WWmk2 : 'if Johnson wins, he can prorogue to his hearts content, getting rid of Parliament every time he thinks a contentious issue is imminent.'

exactly, and of course any other PM in the future, Johnson's supporters should remember that. It could well fly right back in their face with a new PM in the future.

GracesGranMK3 Wed 18-Sep-19 11:29:14

There are do many considerations for the court to take into account and are being.

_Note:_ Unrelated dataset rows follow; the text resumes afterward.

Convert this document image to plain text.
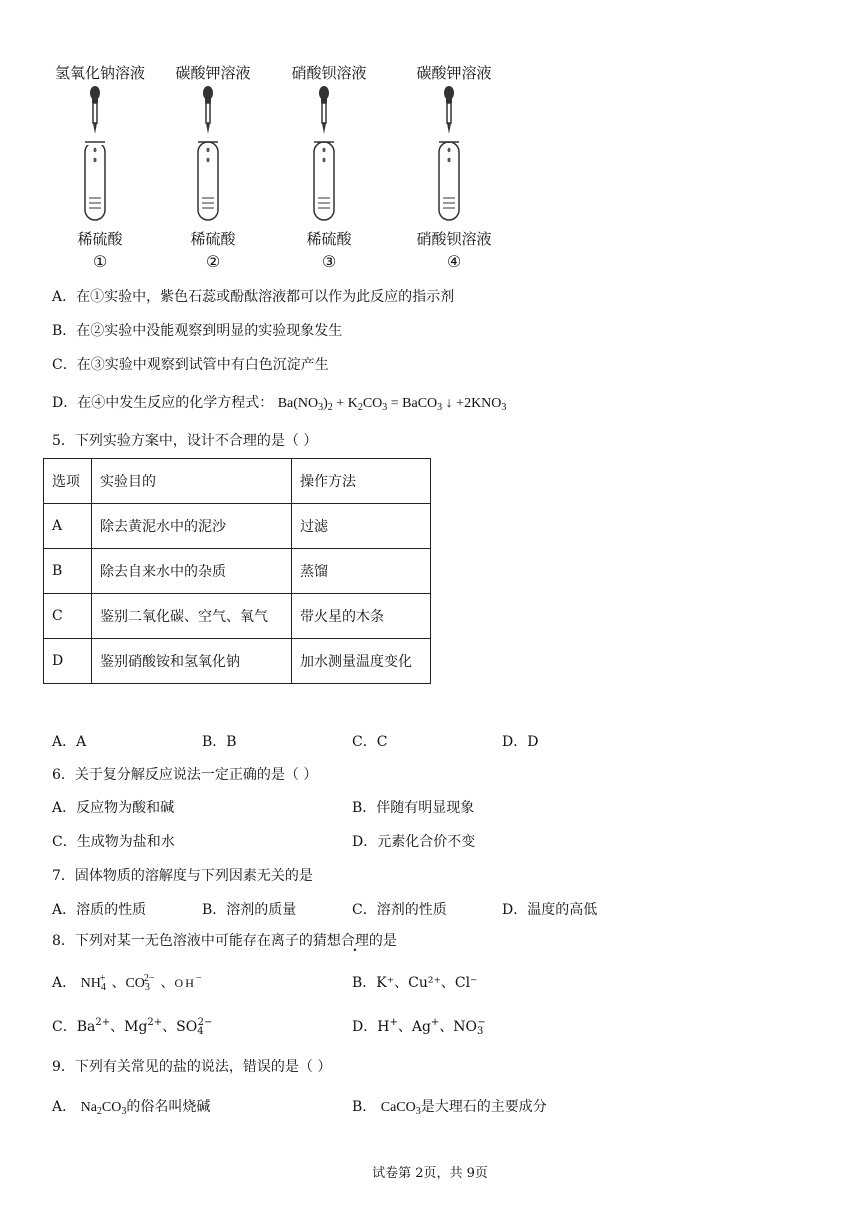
氢氧化钠溶液
稀硫酸
①
碳酸钾溶液
稀硫酸
②
硝酸钡溶液
稀硫酸
③
碳酸钾溶液
硝酸钡溶液
④
A．在①实验中，紫色石蕊或酚酞溶液都可以作为此反应的指示剂
B．在②实验中没能观察到明显的实验现象发生
C．在③实验中观察到试管中有白色沉淀产生
D．在④中发生反应的化学方程式： $Ba(NO_3)_2 + K_2CO_3$ = BaCO$_3$ ↓ $+2KNO_3$
5．下列实验方案中，设计不合理的是（ ）
选项	实验目的	操作方法
A	除去黄泥水中的泥沙	过滤
B	除去自来水中的杂质	蒸馏
C	鉴别二氧化碳、空气、氧气	带火星的木条
D	鉴别硝酸铵和氢氧化钠	加水测量温度变化
A．A	B．B	C．C	D．D
6．关于复分解反应说法一定正确的是（ ）
A．反应物为酸和碱	B．伴随有明显现象
C．生成物为盐和水	D．元素化合价不变
7．固体物质的溶解度与下列因素无关的是
A．溶质的性质	B．溶剂的质量	C．溶剂的性质	D．温度的高低
8．下列对某一无色溶液中可能存在离子的猜想合理的是
A． $NH_4^+$ 、$CO_3^{2-}$ 、OH−	B．K⁺、Cu²⁺、Cl⁻
C．$Ba^{2+}$、$Mg^{2+}$、$SO_4^{2-}$	D．H+、Ag+、$NO_3^-$
9．下列有关常见的盐的说法，错误的是（ ）
A． $Na_2CO_3$的俗名叫烧碱	B． CaCO$_3$是大理石的主要成分
试卷第 2页，共 9页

For instance they are questioning whether, if certain decisions are made would it mean that another PM could prorogue parliament for a year thus sniffling debate?

GracesGranMK3 Wed 18-Sep-19 11:30:31

Sorry should have read the previous posts more closely.

lemongrove Wed 18-Sep-19 12:01:29

I don’t think that could actually happen ( proroging Parliament to anyones’ hearts content, as the ‘official reason’
Behind this one is to prepare for the Queen’s Speech.
How would it be justified for other reasons?
Of course John Major did it to put off the cash for questions scandal.
All it needs in future surely, is for Parliament to pass a law against could be done in days if they wanted to, just like the law passed that Johnson should ask for an extension in the event of no deal was.

humptydumpty Wed 18-Sep-19 12:12:51

Sorry if this has already been said, but in this instance there wasn't time to pass such a law, as the priority was to stop (in principal unfortunately) BJ from going ahead with No Deal on Oct 31.